Creaturely Fear: Animality and Horror Cinema

deadline for submissions: 
May 27, 2022
full name / name of organization: 
Peter Sands, Mo O'Neill, Samantha Hind (Sheffield Animal Studies Research Centre)
contact email: 

Call for Papers

Creaturely Fear: Animality and Horror Cinema
Sheffield Animal Studies Research Centre (ShARC), 21–22 July 2022 (Online)

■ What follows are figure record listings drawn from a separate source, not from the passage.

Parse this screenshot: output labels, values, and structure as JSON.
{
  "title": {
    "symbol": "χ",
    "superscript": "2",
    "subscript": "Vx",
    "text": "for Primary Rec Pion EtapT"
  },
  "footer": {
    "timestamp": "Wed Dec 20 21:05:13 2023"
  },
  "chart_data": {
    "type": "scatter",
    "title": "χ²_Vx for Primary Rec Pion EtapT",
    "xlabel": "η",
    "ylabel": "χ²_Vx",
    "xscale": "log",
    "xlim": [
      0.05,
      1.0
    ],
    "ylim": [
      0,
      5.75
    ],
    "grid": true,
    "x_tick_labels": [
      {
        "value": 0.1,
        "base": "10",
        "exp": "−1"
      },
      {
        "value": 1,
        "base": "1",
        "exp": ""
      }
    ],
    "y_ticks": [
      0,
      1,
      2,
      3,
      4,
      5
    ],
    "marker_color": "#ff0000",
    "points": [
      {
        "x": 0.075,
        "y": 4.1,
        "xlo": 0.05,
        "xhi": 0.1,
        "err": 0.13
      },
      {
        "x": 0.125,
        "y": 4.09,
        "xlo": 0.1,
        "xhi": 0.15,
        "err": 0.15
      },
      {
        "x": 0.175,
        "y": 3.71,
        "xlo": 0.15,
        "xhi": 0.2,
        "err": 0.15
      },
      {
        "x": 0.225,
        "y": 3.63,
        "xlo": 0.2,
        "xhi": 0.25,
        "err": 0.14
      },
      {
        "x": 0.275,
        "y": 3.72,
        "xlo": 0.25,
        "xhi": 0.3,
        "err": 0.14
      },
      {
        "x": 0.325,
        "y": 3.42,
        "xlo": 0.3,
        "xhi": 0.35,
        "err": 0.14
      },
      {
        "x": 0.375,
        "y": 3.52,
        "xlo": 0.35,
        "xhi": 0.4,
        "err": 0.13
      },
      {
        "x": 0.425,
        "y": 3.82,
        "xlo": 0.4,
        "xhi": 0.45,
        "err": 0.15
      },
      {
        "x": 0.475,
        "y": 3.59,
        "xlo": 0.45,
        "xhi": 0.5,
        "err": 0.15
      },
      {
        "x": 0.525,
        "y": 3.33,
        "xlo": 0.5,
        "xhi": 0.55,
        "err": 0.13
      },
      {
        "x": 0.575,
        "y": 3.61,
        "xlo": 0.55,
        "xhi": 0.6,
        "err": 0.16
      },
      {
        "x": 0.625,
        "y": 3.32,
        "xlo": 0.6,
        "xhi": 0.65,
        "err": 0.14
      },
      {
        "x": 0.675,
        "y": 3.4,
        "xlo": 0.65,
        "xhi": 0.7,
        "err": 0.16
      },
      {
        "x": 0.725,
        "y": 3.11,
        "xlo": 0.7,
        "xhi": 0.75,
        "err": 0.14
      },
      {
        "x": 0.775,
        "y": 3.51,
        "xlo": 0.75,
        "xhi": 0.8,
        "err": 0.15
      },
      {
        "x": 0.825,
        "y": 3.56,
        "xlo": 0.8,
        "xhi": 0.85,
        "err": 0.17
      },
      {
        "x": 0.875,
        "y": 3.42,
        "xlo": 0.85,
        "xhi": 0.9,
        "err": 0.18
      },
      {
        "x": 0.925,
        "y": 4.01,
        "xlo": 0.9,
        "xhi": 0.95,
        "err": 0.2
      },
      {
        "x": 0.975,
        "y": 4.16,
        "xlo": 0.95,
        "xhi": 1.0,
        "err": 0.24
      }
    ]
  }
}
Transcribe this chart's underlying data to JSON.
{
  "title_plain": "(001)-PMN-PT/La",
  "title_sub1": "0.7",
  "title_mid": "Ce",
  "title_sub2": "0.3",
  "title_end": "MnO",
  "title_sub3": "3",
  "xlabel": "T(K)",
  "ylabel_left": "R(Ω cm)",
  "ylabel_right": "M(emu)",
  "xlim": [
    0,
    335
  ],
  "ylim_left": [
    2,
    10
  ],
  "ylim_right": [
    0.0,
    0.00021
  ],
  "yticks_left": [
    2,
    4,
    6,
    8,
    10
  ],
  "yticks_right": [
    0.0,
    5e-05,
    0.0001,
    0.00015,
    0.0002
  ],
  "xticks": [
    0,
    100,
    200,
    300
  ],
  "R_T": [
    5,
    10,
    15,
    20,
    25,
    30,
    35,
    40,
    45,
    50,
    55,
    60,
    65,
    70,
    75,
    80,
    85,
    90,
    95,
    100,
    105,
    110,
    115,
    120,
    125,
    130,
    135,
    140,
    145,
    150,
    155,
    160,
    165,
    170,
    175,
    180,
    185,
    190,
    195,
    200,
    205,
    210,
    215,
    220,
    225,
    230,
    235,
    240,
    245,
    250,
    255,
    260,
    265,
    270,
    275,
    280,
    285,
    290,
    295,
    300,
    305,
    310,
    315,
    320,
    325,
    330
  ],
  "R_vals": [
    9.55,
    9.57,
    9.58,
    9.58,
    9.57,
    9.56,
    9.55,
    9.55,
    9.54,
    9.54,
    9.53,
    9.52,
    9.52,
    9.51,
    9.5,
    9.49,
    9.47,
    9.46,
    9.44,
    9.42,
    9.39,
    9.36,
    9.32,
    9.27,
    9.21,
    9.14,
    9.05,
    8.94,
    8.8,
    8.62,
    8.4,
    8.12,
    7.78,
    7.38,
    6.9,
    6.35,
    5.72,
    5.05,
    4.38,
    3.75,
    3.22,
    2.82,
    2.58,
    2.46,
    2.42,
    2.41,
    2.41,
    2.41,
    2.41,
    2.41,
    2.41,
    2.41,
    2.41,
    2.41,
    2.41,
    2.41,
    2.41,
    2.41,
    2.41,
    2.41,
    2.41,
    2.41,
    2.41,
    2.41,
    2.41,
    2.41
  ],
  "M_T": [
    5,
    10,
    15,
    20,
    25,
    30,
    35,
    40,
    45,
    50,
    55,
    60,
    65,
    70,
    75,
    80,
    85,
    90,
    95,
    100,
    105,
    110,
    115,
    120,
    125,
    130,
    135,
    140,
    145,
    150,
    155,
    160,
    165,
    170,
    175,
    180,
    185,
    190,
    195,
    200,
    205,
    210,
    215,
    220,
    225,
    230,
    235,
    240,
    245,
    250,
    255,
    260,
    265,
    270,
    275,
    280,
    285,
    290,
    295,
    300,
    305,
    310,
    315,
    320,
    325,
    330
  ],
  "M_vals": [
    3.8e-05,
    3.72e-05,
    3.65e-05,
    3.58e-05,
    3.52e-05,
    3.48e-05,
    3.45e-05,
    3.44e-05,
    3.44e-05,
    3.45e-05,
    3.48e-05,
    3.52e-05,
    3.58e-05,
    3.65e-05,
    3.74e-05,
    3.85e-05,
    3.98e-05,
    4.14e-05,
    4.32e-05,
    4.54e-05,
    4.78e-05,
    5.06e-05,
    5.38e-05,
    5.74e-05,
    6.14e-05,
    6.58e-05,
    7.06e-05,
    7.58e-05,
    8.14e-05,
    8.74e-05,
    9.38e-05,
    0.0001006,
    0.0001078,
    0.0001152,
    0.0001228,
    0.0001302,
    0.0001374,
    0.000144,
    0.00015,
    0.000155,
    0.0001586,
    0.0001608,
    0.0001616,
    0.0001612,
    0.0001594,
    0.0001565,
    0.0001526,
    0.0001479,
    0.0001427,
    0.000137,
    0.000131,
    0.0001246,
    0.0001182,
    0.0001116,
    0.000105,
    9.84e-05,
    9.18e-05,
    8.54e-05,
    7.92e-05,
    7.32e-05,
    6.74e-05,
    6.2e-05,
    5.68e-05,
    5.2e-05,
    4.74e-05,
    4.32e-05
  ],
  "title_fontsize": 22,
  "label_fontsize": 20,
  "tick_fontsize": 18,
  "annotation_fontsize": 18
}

Keynote speaker: Dr Christy Tidwell, South Dakota School of Mines and Technology

Animals proliferate in the genre of horror cinema. They are creatures that defy the bounds of physical laws, and victims of slasher killers; vectors of zoonosis and companions that offer solace amid darkness. Yet horror’s relationship with animals, animality, and discourses of species extends beyond the creatures that appear at the manifest level of horror narratives. Animals exist in the margins of horror films that centre questions of violence, edibility, and embodiment, with the politics of meat-eating offering real world context to speculative depictions of flesh consumption. At times, animals are the real victims of horror filmmaking, with documentary violence baked into the fictional narratives of films like Cannibal Holocaust. They are the subjects of non-fictional horror cinema, with films such as Earthlings performing horror in service of material and political change. But what is particular about the figure of the animal and its relationship to cinematic affects of fear, horror, or dread? How is horror animated by animals and animality? Or, conversely, how are animals brought into various kinds of relationship (with both humans and other animals) via feelings of horror? What role can horror play in facilitating cinematic explorations of animal worlds? With this call for papers, we invite proposals that address these questions or any aspect of the relationship between animals and horror cinema. Motivated in part by the spate of recent horror films that centre animals, such as Raw (2016) and Lamb (2021), we also welcome proposals that address connections between animals, animality, or species and the affective experience of horror, both within and beyond its generic formations. As such, we encourage work that examines a variety of filmic sources, from documentary and wildlife film to fictional film that exhibits animal horror in novel and unexpected ways.

Possible topics include:

• Aesthetics and form in animal horror
• Animal B-movie horror
• Animals ‘between the lines’ of horror; marginal, extruded, or decentered animals
• Animal documentary horror
• Ethics and politics of animal horror production, e.g. censorship, violence
• Horror and meat
• Horror of the posthuman, or human-as-animal
• Meanings and uses of horror within animal advocacy
• Monstrous animals/animal hybrids
• Theoretical/philosophical engagements with animal horror

Abstracts of 300 words should be submitted to Peter Sands (pwsands1@sheffield.ac.uk), Mo O’Neill (coneill2@sheffield.ac.uk), and Sam Hind (sjhind1@sheffield.ac.uk) by 27 May 2022.

The symposium will be held online via Zoom on 21–22 July 2022. We expressly welcome proposals from postgraduate and early career scholars. An edited volume on Animality and Horror Cinema is an intended outcome of the meeting, and will be considered for publication in the Palgrave Studies in Animals and Literature series.